Kalle Lasn is the co-founder of the Adbusters Media Foundation, the organization responsible for launching Buy Nothing Day as a yearly, global event. He explains that while most participants used to see the day simply as an escape from the marketing mind games and frantic consumerism that have come to characterize modern life, the focus has since shifted in light of the new political mood surrounding climate change.

"So much emphasis," he notes, "has been placed on buying carbon offsets and compact fluorescent lightbulbs and hybrid cars that we are losing sight of the core cause of our environmental problems: we consume far too much."

"Buy Nothing Day isn't just about changing your routine for one day. It's about starting a lasting lifestyle commitment. With over six billion people on the planet, it is the responsibility of the most affluent - the upper 20% that consumes 80% of the world's resources - to set out on a new path."

2 comments:

ABC said...

Had wondered what had become of you.

Glad to see that you're putting up thoughts and being provocative, although I sense an uneasy tension so far in your blog. On the one hand --- reduce consumption; on the other hand --- teasers for more consumption. Yes, the teasers are for the eco-minded, sustainability concerned purchaser, but they still seem to be in the consume/capitalist mindset (jewelry, fashion, design).

We can and probably have had long debates over whether the capitalist model can save itself or whether it will simply co-opt the environmental bandwagon ensuring a slow and greasy slide to the bottom.

So this is all simply to probe a little, and maybe to challenge ourselves beyond Buy Nothing Day -- to a Buy Nothing Christmas or maybe put a big red ban across Ebay and Craigslist sites on our computer (so the stuff may be used but has it all helped us buy more)?

In the end thanks for your goodness in putting this up and keep on keeping on!

Righteous (re)Style said...

I think that "uneasy tension" is an accurate description of what most people like me are going through.
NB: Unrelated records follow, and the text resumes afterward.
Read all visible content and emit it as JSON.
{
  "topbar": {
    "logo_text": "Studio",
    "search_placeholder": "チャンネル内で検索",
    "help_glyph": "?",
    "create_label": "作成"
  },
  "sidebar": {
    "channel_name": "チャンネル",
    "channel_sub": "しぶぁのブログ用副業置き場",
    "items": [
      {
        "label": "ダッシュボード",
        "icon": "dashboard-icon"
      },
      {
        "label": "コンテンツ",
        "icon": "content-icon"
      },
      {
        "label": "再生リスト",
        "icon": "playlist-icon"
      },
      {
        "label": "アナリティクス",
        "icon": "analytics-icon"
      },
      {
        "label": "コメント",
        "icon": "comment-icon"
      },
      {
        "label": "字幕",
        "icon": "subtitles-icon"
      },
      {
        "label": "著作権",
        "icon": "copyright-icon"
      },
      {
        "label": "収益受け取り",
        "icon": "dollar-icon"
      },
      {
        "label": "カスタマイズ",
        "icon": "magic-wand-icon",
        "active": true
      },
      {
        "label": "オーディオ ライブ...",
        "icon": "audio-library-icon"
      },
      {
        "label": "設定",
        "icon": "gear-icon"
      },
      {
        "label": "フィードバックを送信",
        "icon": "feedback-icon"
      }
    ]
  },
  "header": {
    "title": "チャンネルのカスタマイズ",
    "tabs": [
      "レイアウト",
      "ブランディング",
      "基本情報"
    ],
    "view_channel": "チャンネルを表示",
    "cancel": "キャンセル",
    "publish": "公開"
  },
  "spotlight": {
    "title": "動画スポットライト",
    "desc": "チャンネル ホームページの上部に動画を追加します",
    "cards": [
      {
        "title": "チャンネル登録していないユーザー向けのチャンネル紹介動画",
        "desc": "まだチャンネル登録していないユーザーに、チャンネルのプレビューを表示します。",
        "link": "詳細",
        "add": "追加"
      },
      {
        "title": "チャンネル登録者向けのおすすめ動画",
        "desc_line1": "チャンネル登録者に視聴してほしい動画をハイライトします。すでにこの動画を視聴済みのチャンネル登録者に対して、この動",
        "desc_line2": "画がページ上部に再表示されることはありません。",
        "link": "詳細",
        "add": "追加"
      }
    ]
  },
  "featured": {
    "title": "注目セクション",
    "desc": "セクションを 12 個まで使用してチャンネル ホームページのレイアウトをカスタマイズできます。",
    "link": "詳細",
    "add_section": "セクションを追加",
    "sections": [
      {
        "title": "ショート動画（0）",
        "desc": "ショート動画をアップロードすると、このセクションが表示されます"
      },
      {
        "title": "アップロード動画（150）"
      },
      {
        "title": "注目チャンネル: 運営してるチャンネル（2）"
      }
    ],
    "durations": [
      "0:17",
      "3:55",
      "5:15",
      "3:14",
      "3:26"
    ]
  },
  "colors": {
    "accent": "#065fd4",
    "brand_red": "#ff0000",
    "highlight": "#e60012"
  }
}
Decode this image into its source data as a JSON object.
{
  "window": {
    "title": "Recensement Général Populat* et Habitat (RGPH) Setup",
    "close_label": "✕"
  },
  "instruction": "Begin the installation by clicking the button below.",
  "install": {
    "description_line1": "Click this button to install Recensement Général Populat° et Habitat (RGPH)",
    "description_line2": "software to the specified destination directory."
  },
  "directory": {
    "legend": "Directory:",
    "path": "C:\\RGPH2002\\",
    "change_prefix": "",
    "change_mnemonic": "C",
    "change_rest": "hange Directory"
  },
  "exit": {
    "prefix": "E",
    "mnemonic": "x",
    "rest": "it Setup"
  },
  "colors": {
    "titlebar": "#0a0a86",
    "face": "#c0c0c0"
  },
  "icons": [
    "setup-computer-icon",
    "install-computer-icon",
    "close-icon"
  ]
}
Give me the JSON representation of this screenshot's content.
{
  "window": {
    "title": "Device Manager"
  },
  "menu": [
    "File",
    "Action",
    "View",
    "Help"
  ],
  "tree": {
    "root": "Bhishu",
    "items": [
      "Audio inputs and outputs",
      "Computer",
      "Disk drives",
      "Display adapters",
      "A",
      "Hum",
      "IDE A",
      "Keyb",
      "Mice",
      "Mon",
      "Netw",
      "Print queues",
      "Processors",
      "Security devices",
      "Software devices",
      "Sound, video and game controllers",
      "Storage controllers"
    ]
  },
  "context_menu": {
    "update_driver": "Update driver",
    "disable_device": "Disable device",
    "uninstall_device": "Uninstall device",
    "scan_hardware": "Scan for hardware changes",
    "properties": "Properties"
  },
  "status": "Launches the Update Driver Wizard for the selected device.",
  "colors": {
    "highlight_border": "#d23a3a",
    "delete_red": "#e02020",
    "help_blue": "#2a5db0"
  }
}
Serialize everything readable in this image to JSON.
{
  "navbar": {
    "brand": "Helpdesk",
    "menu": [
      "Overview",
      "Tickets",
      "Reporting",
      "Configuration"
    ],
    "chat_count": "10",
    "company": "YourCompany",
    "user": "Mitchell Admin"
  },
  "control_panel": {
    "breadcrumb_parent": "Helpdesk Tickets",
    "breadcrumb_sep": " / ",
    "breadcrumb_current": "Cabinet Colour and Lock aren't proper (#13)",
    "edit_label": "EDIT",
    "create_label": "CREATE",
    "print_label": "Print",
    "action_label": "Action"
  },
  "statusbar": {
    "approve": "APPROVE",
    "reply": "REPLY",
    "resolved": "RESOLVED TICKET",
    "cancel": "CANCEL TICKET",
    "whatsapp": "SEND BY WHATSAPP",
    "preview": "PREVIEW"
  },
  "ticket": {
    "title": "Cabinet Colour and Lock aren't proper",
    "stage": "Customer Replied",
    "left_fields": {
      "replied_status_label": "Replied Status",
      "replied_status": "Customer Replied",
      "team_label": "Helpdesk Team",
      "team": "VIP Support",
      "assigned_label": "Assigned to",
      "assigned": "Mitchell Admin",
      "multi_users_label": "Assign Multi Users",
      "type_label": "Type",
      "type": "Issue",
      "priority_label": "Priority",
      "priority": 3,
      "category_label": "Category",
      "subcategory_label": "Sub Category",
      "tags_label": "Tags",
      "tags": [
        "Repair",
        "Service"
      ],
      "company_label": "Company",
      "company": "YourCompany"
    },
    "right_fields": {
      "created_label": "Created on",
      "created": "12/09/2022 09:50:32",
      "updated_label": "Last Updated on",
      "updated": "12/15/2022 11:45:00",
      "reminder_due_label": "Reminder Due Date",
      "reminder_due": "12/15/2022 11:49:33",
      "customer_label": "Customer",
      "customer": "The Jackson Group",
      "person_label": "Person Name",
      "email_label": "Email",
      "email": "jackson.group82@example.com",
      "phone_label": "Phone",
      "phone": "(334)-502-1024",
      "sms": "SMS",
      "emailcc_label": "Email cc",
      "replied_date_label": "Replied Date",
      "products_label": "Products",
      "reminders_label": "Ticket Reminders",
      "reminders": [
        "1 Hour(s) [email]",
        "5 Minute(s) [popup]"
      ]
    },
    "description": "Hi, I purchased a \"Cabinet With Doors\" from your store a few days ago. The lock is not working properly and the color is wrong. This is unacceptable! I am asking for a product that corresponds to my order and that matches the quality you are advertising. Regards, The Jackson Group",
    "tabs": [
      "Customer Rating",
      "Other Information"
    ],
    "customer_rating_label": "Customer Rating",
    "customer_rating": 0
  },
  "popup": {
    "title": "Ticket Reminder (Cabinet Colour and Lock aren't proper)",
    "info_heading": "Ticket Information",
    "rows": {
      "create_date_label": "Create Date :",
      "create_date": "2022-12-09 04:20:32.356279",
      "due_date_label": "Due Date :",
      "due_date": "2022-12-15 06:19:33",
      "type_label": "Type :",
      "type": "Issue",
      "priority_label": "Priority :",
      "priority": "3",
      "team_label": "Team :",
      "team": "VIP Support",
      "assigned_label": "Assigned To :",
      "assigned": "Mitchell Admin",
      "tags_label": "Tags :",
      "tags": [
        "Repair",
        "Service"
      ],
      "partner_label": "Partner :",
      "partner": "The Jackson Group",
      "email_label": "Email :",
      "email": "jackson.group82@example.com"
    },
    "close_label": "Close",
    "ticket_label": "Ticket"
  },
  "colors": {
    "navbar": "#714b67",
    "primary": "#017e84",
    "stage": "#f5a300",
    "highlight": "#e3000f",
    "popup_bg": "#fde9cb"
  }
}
We are constantly bombarded by media pushing new products, new trends, new styles . . . I think it is unrealistic to expect people to go "cold turkey" with their consumption. In addition, we are, unfortunately, a consumption oriented society - many jobs and livelihoods depend on American consumption - not to mention the economy. And, I just don't equate design and fashion with the capitalist mindset. I look at it as a reflection of creativity and expression. Of course, it's all skewed now - cheap design, cheap manufacturing . . . What I want to do is promote a more measured approach to consumption. Buying handmade and locally-made products. Actually knowing the person who sewed your clothing. As consumers, we are just so disconnected from the supply chain - but, if there was more awareness and information, I think people would make different choices.